Fábula de mascota transformada en padre, o más bien viceversa, con mensaje. De eso se trata la película dirigida por Barry Sonnenfeld -Hombre de Negro, La Familia Adams- sobre un poderoso hombre de negocios -Kevin Spacey- egoísta y descuidado con sus afectos. Por un accidente queda en coma y se reencarna en el extraño gato, vendido por un extraño señor, que ha comprado su hija. La niña rica con tristeza terminará por entender, a fuerza de innumerables gags del animal humanizado, que el gato es papá y tiene algo que decirle.
Para los chicos, y para los supuestos padres culposos, seguramente había maneras más divertidas de mostrarles que el dinero no hace la felicidad que un gato animado borracho de whisky golpeándose contra los muebles. Una comedia desganada, que habla de ternura y emoción sin rozarlas y entretiene apenas.
A Gonzalo Tamayo se lo ve algo perdido. No termina de conectar con sus estudios, aunque ya es un chico grande, va algo desaliñado, entre amores con una prima, las clases al vecinito del edificio, la relación con su madre. Pero en su decisión de apostatar, de ser borrado de los registros de la iglesia católica donde fue bautizado y tomó la comunión, se lo ve completamente seguro. Su pequeña cruzada particular es a la vez absurda y totalmente razonable. De manera algo cándida pero implacable, Gonzalo argumenta frente a jerarcas de sotana porqué quiere dejar de formar parte de la institución. Por qué no cree.
El director uruguayo Federico Veiroj hace con este asunto una comedia austera pero atractiva, atravesada por un humor latente, que no intelectualiza ni cae en la tentación de sumar largas parrafadas filosóficas sobre Dios o no Dios.

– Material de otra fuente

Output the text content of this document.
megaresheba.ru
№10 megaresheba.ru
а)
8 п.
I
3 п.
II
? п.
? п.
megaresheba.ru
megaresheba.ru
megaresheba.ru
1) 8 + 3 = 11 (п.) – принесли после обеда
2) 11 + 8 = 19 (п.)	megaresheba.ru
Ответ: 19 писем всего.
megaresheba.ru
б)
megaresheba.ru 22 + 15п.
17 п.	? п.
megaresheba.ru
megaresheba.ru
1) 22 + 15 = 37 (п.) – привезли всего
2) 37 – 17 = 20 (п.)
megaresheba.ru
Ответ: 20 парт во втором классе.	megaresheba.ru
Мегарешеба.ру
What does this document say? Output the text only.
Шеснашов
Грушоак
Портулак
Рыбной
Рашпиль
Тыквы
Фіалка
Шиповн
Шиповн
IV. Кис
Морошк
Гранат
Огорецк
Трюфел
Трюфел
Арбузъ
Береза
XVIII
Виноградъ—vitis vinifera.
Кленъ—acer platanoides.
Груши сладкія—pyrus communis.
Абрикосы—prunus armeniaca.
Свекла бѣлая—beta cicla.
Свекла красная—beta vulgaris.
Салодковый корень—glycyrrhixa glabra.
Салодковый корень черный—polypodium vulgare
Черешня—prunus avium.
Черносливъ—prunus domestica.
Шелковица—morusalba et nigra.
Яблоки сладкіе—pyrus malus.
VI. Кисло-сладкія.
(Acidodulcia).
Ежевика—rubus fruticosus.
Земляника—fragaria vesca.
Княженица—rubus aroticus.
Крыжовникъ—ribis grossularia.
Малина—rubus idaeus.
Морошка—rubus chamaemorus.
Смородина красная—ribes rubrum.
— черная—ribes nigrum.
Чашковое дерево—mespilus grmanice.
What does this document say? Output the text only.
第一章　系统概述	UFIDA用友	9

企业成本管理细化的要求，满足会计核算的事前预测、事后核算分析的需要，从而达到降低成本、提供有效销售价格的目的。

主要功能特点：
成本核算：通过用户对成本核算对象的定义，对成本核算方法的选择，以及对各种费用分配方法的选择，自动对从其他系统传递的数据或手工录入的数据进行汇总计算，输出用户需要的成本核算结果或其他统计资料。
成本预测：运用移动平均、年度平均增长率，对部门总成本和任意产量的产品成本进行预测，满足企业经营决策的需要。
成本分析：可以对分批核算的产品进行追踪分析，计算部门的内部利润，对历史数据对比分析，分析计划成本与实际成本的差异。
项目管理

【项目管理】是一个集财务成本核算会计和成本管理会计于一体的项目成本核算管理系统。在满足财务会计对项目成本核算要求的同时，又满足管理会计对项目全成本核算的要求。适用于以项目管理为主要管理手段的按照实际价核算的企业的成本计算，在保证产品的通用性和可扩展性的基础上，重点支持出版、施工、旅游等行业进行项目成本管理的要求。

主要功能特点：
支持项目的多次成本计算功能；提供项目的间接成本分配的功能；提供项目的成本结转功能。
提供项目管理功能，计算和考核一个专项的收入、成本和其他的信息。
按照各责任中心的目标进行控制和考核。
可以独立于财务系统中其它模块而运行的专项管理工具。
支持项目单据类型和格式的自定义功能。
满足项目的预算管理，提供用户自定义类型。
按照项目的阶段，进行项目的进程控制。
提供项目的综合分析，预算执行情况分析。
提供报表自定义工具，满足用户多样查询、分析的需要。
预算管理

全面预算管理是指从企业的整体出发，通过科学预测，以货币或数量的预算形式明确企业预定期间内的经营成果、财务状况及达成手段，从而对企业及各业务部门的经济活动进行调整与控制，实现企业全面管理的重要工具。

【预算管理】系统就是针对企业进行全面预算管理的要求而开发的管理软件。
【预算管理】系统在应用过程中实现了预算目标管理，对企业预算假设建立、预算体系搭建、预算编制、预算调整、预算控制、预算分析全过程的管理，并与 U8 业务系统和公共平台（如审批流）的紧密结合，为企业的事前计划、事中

Con inteligencia, Veiroj y su equipo, apuestan por mostrar, por seguir a su personaje decidido a no dejarse convencer de que lo suyo no vale la pena. Tampoco lo juzgan. Si estamos ante un diletante, un sobreadaptado o un rebelde sin causa queda a criterio del espectador. Y así, desde su detalle, El Apóstata se mete con la relación de los individuos con las instituciones, o la imposibilidad para salir de ellas. Nada menos.